Fiocruz recebe incentivo do Japão para pesquisas de vacina para malária vívax
Fiocruz recebe incentivo do Japão para pesquisas de vacina para malária vívax

Manaus/AM - O Instituto Fiocruz Amazônia, em parceria com a Fundaçao de Medicina Tropical, participa de um projeto de pesquisa pré-clínica de uma vacina para malária vívax, que acaba de ter seu fomento aprovado pelo Fundo Global de Tecnologia Inovadora em Saúde (GHIT), do Japão. 

De acordo com a vice-diretora de Pesquisa do ILMD, Stefanie Lopes, coordenadora local dos estudos, hoje a Fiocruz Amazônia conta com uma plataforma voltada à realização de ensaios para testagem de substâncias, bem como novas formulações vacinais para a malária causada pelo Plasmodium vívax. “Esta plataforma pode avaliar atividade antimalárica ex vivo contra estágio sanguíneo do parasita, assim como a atividade no bloqueio da transmissão do parasita ao vetor em ensaios in vivo através da infecção experimental de mosquitos Anopheles colonizados”, explica a cientista. No futuro próximo, a pesquisadora deverá também incrementar a plataforma com o ensaio in vitro contra o estágio hepático do parasita, que está em fase de validação.

Stefanie Lopes destaca que o estabelecimento deste último ensaio contou com o apoio da Medicines for Malaria Venture (MMV) e Fundação de Amparo à Pesquisa no Estado do Amazonas (Fapeam)

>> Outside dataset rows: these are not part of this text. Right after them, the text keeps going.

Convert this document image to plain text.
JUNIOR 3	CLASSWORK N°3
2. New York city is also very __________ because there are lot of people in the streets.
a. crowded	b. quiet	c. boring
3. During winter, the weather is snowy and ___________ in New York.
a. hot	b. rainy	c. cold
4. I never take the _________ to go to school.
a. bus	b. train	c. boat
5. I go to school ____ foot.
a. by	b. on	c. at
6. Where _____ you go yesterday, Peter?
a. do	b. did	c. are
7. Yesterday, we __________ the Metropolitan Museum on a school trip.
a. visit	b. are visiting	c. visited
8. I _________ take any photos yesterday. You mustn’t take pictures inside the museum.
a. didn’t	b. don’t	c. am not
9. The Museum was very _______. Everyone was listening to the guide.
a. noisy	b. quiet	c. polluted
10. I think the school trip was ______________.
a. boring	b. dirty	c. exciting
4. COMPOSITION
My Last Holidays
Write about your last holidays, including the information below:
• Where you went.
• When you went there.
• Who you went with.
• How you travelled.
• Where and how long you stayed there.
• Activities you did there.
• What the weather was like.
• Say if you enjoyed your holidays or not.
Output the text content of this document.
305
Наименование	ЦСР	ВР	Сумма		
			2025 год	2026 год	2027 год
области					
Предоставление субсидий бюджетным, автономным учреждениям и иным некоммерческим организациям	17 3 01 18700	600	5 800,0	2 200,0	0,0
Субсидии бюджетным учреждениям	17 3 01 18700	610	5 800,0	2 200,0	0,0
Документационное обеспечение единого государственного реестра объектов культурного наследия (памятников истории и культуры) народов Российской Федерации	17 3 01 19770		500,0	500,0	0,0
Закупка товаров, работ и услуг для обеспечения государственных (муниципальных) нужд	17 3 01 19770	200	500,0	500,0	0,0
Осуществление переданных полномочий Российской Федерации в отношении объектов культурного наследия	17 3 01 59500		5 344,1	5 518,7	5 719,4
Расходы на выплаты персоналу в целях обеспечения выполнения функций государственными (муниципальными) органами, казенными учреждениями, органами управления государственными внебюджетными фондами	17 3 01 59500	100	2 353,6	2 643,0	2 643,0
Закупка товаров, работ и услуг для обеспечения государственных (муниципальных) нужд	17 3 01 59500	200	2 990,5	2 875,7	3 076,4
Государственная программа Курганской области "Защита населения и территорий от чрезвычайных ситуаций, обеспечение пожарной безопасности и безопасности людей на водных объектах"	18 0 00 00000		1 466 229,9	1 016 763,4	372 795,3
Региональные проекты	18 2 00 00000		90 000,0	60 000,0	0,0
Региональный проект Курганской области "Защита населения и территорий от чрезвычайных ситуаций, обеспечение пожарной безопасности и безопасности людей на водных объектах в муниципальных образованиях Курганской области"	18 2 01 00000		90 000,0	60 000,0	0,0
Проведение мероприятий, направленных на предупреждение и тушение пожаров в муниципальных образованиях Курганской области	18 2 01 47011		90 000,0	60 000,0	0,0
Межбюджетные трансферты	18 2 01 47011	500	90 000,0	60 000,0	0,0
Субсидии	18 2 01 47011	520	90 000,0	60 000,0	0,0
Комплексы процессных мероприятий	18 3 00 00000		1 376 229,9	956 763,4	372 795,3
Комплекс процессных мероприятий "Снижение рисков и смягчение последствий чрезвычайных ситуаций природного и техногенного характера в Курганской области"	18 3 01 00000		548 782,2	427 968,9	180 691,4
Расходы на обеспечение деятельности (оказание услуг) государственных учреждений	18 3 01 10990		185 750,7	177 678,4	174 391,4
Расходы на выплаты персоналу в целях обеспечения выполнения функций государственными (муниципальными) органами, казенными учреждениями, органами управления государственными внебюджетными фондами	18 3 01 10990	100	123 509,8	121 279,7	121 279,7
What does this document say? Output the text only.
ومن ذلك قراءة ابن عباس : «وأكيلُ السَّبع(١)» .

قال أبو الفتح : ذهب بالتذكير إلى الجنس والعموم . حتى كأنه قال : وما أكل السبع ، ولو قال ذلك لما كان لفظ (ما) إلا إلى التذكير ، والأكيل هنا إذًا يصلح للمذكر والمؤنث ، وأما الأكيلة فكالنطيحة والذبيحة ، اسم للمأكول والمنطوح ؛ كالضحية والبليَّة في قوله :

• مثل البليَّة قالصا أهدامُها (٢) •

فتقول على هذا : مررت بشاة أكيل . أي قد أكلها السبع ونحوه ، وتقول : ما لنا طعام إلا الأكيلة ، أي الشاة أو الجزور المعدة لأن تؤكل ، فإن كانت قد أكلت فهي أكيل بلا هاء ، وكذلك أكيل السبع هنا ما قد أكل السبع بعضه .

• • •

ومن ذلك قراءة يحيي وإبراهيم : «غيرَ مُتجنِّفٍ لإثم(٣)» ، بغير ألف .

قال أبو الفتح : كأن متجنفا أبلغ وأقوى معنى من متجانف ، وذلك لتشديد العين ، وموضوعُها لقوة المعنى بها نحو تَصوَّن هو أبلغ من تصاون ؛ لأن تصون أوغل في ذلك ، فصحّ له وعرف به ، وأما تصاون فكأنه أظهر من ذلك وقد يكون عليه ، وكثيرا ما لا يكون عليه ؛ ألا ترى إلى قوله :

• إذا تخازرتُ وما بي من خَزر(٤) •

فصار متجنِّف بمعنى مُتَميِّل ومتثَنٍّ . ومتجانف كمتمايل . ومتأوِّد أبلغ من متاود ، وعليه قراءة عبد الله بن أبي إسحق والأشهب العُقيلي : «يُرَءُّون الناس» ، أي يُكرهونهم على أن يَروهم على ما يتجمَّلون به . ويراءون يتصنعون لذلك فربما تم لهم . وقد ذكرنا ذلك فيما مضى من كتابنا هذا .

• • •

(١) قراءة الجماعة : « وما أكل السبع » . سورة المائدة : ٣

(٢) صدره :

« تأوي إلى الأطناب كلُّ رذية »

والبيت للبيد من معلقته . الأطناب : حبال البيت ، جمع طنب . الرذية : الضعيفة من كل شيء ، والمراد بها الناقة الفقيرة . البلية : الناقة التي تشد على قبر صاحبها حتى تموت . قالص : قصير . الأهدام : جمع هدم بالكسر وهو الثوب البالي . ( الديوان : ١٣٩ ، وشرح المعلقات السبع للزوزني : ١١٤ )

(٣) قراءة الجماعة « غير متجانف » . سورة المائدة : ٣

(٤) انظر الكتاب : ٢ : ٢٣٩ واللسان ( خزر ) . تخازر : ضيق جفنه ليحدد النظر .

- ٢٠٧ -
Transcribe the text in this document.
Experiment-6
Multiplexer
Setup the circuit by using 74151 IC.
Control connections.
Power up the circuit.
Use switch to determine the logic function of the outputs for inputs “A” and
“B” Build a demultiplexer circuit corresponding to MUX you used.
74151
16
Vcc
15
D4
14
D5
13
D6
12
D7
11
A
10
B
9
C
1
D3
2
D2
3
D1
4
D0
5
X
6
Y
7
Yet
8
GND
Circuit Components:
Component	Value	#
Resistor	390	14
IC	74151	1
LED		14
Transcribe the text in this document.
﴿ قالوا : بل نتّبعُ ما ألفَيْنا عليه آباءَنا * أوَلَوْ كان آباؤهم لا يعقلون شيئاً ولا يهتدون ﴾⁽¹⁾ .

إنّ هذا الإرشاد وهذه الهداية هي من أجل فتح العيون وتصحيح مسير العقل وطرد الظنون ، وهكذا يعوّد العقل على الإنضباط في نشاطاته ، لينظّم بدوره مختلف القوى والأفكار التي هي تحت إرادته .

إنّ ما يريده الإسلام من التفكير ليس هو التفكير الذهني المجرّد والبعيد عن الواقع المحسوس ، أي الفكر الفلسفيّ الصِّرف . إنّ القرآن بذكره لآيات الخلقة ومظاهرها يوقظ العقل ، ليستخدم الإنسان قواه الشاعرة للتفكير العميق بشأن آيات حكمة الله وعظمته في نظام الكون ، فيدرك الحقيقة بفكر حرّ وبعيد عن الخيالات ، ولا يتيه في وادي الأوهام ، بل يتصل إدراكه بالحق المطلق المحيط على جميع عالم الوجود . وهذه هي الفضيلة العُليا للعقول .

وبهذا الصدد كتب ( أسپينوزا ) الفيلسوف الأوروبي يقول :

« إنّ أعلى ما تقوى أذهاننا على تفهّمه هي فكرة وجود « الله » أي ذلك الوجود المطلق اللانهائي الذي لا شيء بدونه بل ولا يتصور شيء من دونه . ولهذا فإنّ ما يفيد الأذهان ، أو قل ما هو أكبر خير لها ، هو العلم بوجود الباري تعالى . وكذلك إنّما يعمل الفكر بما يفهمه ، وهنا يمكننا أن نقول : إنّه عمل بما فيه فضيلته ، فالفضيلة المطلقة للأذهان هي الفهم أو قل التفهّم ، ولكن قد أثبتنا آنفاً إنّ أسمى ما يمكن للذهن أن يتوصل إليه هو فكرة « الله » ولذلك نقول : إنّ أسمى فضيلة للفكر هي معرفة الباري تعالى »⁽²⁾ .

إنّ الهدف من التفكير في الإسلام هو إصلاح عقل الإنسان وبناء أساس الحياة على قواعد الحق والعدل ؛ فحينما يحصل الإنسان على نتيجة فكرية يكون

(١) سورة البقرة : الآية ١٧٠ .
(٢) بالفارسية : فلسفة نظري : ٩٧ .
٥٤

O Plasmodium vivax é responsável pela maioria dos casos da doença no Brasil e devido à ausência de uma cultura estável a longo prazo, ensaios como estes da plataforma da Fiocruz Amazônia só podem ser realizados em áraas endêmicas da doença pois dependem da coleta de sangue de voluntários com a doença. Para a cientista, o incentivo às pesquisas é de fundamental importância não só para o Brasil como os demais países onde ocorrem casos da doença. "Manaus tornou-se um centro promissor para realização dos ensaios porque há atendimento de pacientes com malária diariamente e temos infraestrutura instalada que permite o desenvolvimento desses testes", observou, lembrando que necessita coletar amostras de humanos infectados para poder trabalhar.